Later in the article Shan et al. propose detoxifying gluten in the intestine of a celiac with "a peptidase therapy based on the use of a bacterial endoprolyl protease." Although this therapy has been tested as effective in rats, it has not yet been tested in humans. Further: "Using intestinal biopsies mounted in Using chambers, we have observed that several gliadin-derived peptides, including the 33 mer, can be efficiently degraded into amino acids during their epithelial transport and processing in control patients and in patients on a gluten-free diet, arguing against a major intrinsic intestinal defect of proteolysis of proline-rich peptides. The situation was different in patients with active disease in which a significant amount of peptide entered undigested into the mucosa. In the latter cases, however, it remains unclear whether entrance of the intact peptides was related only to altered epithelial processing or favored by a more active mechanism that remains to be elucidated." So this also may not be an effective way to detoxify gluten.
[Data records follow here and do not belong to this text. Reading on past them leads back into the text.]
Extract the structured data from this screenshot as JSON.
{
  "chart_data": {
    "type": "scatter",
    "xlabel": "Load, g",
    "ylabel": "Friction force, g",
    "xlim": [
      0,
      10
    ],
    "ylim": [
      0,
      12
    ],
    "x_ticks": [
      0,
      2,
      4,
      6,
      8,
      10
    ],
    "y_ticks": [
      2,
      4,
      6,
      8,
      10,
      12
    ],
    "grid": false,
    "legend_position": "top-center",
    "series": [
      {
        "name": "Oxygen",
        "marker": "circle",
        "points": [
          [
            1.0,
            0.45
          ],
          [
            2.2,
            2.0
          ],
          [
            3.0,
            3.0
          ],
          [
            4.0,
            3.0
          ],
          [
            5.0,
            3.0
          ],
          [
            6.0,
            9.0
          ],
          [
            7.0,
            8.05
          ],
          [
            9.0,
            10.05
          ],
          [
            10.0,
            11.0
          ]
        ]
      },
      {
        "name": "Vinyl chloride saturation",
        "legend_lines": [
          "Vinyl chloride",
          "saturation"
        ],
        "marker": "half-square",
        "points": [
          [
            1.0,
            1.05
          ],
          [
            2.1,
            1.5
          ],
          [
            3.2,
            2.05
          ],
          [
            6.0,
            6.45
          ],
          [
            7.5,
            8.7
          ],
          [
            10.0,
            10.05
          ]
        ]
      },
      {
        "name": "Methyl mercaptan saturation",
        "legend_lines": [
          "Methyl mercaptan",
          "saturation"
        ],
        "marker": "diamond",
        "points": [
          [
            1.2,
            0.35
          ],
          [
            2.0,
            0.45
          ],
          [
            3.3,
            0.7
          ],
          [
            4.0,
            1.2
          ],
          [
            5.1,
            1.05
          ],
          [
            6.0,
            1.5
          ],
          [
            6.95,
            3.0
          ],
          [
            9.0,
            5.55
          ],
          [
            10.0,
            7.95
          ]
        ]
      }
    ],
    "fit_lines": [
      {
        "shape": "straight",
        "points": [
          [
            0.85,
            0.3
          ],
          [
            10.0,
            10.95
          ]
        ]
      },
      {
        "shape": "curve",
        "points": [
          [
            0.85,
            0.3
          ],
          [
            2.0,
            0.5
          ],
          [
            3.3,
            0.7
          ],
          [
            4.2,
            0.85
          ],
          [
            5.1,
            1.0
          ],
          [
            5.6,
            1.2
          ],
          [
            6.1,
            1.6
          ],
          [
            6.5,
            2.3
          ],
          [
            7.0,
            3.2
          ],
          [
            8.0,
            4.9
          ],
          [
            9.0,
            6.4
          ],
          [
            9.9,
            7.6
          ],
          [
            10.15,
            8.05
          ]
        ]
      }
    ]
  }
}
Finally the article explores the possibility of treating the disease using vaccinotherapy which would be based on the central role of the adaptive antigluten T-cell response: "Senger et al. observed that intranasal administration of whole gliadin or of one of its isoforms could partially inhibit the systemic T-cell response to the parenteral challenge by whole gliadins in HLA-DQ8-transgenic mice." Further: "Using unmodified gluten, however, entails an important risk of enhancing immunization. An alternative strategy might be to develop peptide analogues able to interfere with HLA-class II binding and T-cell activation and to redirect the immune response toward tolerance. This approach has been successful in several experimental models of autoimmune diseases and has provided encouraging results in patients with multiple sclerosis." These type of therapies, however, run the risk of enhancing immunization instead of promoting tolerance.

The article concludes in a hopeful tone: "Although the ultimate goal of producing wheat deprived of toxicity remains remote and perhaps inaccessible, our broadening knowledge of celiac disease pathogenesis offers a growing number of alternative strategies to the gluten-free diet. Much work, hopefully soon supported by the development of an accurate animal model, is needed to evaluate the feasibility, efficiency, and risks of these approaches. In the vast majority of cases, celiac disease is a benign disease. Its current treatment, although constraining, is safe and efficient, and the cost and benefits of any other treatment will require a thorough appraisal. Furthermore, one unresolved key issue is to simply define who deserves treatment. The wide clinical spectrum of the disease might reflect a wide level of individual sensitivity, some of which could be compatible with a normal diet. Epidemiologic studies providing a precise appraisal of the risk of complications are therefore needed to substantiate the need of a treatment in individuals with silent or pauci-symptomatic disease determined by serologic studies."